By Courtney Dentch
Brinkerhoff Action Association members criticized the U.S. Postal Service Monday night for removing drop boxes on streets and disrupting service in their Jamaica neighborhood.
The civic invited Postal Service officials Thomas Daniel, customer relations coordinator, and Robert Lettieri, customer services manager, to its meeting to discuss the removal of several underused mailboxes in the area of 110th Avenue and Merrick Boulevard. But the discussion soon turned to other concerns, including the survival of the Postal Service.
Daniel told the crowd of about 50 people that a sharp drop in overall mail volume may force the U.S. Postal Service to cut back on services or even close in the future. He attributed the decline to a number of problems, including e-mail, terrorism and anthrax scares after Sept. 11, and the recent spate of pipe bombs found in residential mailboxes in the Midwest.
“There’s a serious chance that not only will the mailbox be missing, but the letter carrier may be missing, too,” he said. “The post office may be missing.”
Despite promised to talk to Association President Manuel Caughman about restoring some mailboxes, members remained upset by the removal. Boxes were removed because they collected less than 20 pieces of mail a day, Daniel said.
Local resident and former postal worker Allan Burnett blasted the Postal Service for not informing the community about the removal.
“There was no notification that you were removing the boxes, they just disappeared,” he said. “A lot of people don’t have a car. They can’t get to a post office.”
But Daniel said the Postal Service has been telling elected officials, community boards, and other groups about the changes since January.
“Some responsibility goes to the community leaders,” he said.
Caughman disputed this claim, however.
“I am a member of Community Board 12 and the Democratic Club and the first time I heard about it is when someone asked me what happened to the mailbox,” he said.
Other residents complained of service problems, including mail left on stoops rather than in boxes, packages that have to be picked up at the post office rather than delivered, and letter carriers who will not accept outgoing mail.
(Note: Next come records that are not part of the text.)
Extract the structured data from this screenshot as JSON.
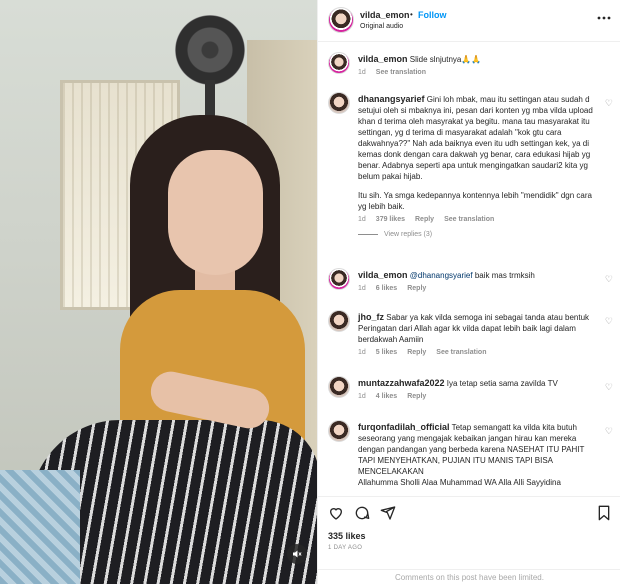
{
  "header": {
    "username": "vilda_emon",
    "separator": "•",
    "follow_label": "Follow",
    "audio_label": "Original audio",
    "more_icon": "more-horizontal-icon"
  },
  "caption": {
    "username": "vilda_emon",
    "text": "Slide slnjutnya🙏🙏",
    "time": "1d",
    "see_translation": "See translation"
  },
  "comments": [
    {
      "username": "dhanangsyarief",
      "text": "Gini loh mbak, mau itu settingan atau sudah d setujui oleh si mbaknya ini, pesan dari konten yg mba vilda upload khan d terima oleh masyrakat ya begitu. mana tau masyarakat itu settingan, yg d terima di masyarakat adalah \"kok gtu cara dakwahnya??\" Nah ada baiknya even itu udh settingan kek, ya di kemas donk dengan cara dakwah yg benar, cara edukasi hijab yg benar. Adabnya seperti apa untuk mengingatkan saudari2 kita yg belum pakai hijab.",
      "text2": "Itu sih. Ya smga kedepannya kontennya lebih \"mendidik\" dgn cara yg lebih baik.",
      "time": "1d",
      "likes": "379 likes",
      "reply": "Reply",
      "see_translation": "See translation",
      "view_replies": "View replies (3)"
    },
    {
      "username": "vilda_emon",
      "mention": "@dhanangsyarief",
      "text": "baik mas trmksih",
      "time": "1d",
      "likes": "6 likes",
      "reply": "Reply"
    },
    {
      "username": "jho_fz",
      "text": "Sabar ya kak vilda semoga ini sebagai tanda atau bentuk Peringatan dari Allah agar kk vilda dapat lebih baik lagi dalam berdakwah Aamiin",
      "time": "1d",
      "likes": "5 likes",
      "reply": "Reply",
      "see_translation": "See translation"
    },
    {
      "username": "muntazzahwafa2022",
      "text": "Iya tetap setia sama zavilda TV",
      "time": "1d",
      "likes": "4 likes",
      "reply": "Reply"
    },
    {
      "username": "furqonfadilah_official",
      "text": "Tetap semangatt ka vilda kita butuh seseorang yang mengajak kebaikan jangan hirau kan mereka dengan pandangan yang berbeda karena NASEHAT ITU PAHIT TAPI MENYEHATKAN, PUJIAN ITU MANIS TAPI BISA MENCELAKAKAN",
      "text2": "Allahumma Sholli Alaa Muhammad WA Alla Alli Sayyidina"
    }
  ],
  "footer": {
    "likes": "335 likes",
    "date": "1 DAY AGO",
    "comments_limited": "Comments on this post have been limited."
  }
}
Some pointed to service disruptions on their regular carrier’s days off, saying they often did not receive their mail until early the next morning.
“My normal letter carrier is good, but every time he’s off my mail ends up somewhere else,” said Andretta Dennis.
Despite the complaints, Caughman and the group pledged to help the Postal Service survive.
“The Postal Service is a necessary entity and I will do everything I need to do to ensure that it stays there,” Caughman said.